I'm running
mvn release:prepare -Dusername=myuser -Dpassword=mypassword
and see lines in output:
[INFO] Executing: cmd.exe /X /C "git push https://myuser:********@myserver.com:8081/scm/project/project.git refs/heads/master:refs/heads/master"
but if for some reason git push
failed(e.g. I made a mistake typing password) then I see in log
[ERROR] fatal: unable to access 'https://myuser:mypassword@myserver.com:8081/scm/project/project.git/': SSL certificate problem: self signed certificate in certificate chain
So I see PLAINTEXT password. As I use this step on Teamcity it causes security problems when someone else can see my password if build failed.

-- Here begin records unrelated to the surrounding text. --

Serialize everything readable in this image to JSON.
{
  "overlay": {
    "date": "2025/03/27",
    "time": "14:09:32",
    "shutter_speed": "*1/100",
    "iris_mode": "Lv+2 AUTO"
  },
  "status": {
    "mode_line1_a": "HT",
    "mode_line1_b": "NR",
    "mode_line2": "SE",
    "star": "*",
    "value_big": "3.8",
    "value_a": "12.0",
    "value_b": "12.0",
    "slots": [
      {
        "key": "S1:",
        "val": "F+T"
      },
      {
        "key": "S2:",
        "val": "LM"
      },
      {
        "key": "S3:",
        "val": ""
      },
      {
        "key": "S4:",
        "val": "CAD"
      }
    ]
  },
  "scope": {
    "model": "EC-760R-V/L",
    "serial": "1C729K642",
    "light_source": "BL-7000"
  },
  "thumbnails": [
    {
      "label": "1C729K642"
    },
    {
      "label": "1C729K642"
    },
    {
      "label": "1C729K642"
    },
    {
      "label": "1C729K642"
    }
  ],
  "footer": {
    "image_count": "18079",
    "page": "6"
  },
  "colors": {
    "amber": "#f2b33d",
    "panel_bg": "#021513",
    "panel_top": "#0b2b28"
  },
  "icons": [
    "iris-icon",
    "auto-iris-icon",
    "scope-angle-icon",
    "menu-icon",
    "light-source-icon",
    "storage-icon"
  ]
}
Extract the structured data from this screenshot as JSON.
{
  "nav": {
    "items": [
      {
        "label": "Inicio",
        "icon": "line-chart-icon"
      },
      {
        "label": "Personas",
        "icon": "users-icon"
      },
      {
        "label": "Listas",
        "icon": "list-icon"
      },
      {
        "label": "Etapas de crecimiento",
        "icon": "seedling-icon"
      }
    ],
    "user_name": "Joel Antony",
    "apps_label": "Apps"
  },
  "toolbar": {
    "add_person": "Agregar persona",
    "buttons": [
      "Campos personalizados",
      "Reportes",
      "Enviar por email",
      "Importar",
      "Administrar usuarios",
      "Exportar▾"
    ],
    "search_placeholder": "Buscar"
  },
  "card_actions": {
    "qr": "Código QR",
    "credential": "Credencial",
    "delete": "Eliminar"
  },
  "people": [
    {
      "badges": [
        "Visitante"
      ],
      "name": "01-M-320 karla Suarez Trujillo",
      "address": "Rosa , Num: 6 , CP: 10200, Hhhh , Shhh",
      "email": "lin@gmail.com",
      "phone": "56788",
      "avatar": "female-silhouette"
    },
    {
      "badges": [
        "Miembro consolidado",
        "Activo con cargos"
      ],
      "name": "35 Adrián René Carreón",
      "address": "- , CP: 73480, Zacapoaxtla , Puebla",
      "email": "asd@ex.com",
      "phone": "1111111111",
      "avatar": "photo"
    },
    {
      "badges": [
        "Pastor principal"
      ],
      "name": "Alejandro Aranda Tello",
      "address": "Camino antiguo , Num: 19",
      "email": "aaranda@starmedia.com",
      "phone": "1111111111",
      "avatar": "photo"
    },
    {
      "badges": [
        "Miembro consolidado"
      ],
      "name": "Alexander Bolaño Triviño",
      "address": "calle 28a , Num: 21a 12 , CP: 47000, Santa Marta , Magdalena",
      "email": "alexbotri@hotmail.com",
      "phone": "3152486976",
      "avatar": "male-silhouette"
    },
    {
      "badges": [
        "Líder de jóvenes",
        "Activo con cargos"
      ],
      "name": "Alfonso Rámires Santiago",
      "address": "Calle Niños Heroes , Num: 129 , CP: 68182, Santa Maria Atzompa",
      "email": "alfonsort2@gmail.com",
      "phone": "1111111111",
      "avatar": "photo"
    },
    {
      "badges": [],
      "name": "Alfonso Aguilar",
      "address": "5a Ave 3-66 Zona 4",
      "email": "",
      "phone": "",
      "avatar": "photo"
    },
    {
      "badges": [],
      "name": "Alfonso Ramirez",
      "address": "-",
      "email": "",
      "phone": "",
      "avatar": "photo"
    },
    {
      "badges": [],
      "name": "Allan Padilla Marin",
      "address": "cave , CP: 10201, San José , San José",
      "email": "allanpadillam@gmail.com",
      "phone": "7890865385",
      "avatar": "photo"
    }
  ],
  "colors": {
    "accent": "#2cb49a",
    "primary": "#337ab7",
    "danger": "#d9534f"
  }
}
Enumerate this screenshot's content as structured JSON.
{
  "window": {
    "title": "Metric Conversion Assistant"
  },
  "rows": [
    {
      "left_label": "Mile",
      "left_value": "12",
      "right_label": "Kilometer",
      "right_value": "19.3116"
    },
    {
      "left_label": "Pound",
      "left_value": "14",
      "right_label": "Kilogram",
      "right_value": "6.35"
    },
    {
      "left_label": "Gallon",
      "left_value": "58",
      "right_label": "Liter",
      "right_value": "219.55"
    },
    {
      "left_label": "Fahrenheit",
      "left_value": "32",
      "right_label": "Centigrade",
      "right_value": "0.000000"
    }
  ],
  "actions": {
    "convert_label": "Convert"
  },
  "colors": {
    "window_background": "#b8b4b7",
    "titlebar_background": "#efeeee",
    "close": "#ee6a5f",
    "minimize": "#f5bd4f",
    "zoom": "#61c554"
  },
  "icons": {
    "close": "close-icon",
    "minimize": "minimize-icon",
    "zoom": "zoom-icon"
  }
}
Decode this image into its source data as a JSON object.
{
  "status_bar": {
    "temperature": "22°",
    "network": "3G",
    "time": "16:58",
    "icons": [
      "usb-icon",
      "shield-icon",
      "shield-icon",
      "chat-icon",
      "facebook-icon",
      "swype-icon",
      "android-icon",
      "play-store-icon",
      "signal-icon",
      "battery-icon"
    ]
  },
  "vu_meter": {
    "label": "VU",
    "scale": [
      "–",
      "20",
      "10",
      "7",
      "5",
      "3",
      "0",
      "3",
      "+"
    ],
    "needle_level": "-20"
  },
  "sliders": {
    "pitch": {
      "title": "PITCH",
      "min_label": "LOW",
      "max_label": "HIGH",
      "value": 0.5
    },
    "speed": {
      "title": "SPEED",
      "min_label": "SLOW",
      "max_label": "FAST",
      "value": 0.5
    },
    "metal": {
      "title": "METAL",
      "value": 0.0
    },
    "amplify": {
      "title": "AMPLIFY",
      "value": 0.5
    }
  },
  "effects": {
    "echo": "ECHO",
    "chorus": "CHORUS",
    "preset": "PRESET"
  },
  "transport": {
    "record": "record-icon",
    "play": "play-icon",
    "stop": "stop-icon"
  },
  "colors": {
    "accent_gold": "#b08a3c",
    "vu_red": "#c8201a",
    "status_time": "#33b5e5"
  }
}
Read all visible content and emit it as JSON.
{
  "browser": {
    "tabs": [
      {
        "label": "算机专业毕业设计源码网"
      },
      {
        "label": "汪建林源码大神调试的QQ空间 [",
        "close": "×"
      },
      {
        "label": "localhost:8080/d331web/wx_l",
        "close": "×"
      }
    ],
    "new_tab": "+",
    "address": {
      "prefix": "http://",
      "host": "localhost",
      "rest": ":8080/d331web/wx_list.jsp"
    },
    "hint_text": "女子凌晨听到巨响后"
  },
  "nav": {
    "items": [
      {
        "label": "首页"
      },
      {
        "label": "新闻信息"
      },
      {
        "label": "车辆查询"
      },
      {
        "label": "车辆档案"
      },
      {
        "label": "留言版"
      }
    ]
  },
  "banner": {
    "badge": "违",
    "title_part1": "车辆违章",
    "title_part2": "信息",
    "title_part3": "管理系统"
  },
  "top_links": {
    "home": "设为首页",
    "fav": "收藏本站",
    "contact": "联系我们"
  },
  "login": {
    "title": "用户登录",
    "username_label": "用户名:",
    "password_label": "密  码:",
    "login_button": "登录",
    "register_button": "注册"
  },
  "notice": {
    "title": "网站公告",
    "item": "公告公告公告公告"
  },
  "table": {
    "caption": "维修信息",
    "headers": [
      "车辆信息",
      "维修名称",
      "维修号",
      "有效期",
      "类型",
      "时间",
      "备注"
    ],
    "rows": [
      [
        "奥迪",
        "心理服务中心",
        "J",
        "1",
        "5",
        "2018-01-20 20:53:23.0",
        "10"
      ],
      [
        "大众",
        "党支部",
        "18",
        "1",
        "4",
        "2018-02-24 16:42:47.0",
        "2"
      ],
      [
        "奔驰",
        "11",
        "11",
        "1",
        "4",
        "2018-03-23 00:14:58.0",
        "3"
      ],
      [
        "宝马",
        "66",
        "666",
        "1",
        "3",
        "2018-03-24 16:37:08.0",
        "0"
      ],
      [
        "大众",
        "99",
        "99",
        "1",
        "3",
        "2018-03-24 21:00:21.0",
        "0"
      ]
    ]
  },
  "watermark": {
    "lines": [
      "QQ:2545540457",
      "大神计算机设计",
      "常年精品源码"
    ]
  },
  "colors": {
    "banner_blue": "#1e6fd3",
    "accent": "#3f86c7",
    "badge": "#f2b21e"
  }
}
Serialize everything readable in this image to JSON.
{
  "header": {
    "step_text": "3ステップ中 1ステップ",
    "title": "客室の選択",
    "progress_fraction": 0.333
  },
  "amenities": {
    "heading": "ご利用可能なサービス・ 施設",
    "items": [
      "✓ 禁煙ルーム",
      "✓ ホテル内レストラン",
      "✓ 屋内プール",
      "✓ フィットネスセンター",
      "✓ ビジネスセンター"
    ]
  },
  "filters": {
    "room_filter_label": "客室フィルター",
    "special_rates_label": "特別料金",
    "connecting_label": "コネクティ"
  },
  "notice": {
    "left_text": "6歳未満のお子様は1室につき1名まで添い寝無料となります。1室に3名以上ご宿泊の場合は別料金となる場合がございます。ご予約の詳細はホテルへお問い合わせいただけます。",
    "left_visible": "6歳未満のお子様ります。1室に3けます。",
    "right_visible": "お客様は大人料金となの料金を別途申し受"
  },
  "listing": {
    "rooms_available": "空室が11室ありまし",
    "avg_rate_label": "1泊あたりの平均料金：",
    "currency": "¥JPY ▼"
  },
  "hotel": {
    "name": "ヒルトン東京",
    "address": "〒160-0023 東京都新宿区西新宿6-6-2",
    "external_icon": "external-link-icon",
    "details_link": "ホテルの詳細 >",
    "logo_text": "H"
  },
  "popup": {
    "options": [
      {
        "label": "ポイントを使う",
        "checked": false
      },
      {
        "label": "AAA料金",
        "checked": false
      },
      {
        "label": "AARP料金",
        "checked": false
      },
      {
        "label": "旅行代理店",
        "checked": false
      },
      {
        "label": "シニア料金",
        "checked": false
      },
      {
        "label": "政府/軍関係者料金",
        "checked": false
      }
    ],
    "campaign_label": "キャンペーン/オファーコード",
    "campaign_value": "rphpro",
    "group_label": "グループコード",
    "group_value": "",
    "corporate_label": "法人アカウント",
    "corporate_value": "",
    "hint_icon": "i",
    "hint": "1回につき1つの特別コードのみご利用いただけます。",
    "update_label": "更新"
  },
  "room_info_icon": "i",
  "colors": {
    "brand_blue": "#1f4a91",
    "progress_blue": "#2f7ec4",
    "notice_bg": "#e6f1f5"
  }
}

I tried both on Linux and Windows machines.
I use maven-release-plugin version 2.5.3.
Anybody knows how to fix it?
Use another git provider in the release plugin. I had this exact same problem when switching to another git server. Suddenly the Jenkins password was showing up in the build logs, even if there were no errors. Perhaps the git servers are using different authentication schemes.
This worked for me:
<plugin>
<groupId>org.apache.maven.plugins</groupId>
<artifactId>maven-release-plugin</artifactId>
<version>2.5.3</version>
<configuration>
<providerImplementations>
<git>jgit</git>
</providerImplementations>
</configuration>
<dependencies>
<dependency>
<groupId>org.apache.maven.scm</groupId>
<artifactId>maven-scm-provider-jgit</artifactId>
<version>1.9.5</version>
</dependency>
</dependencies>
</plugin>
This problem was fixed about 6 months ago, according to this.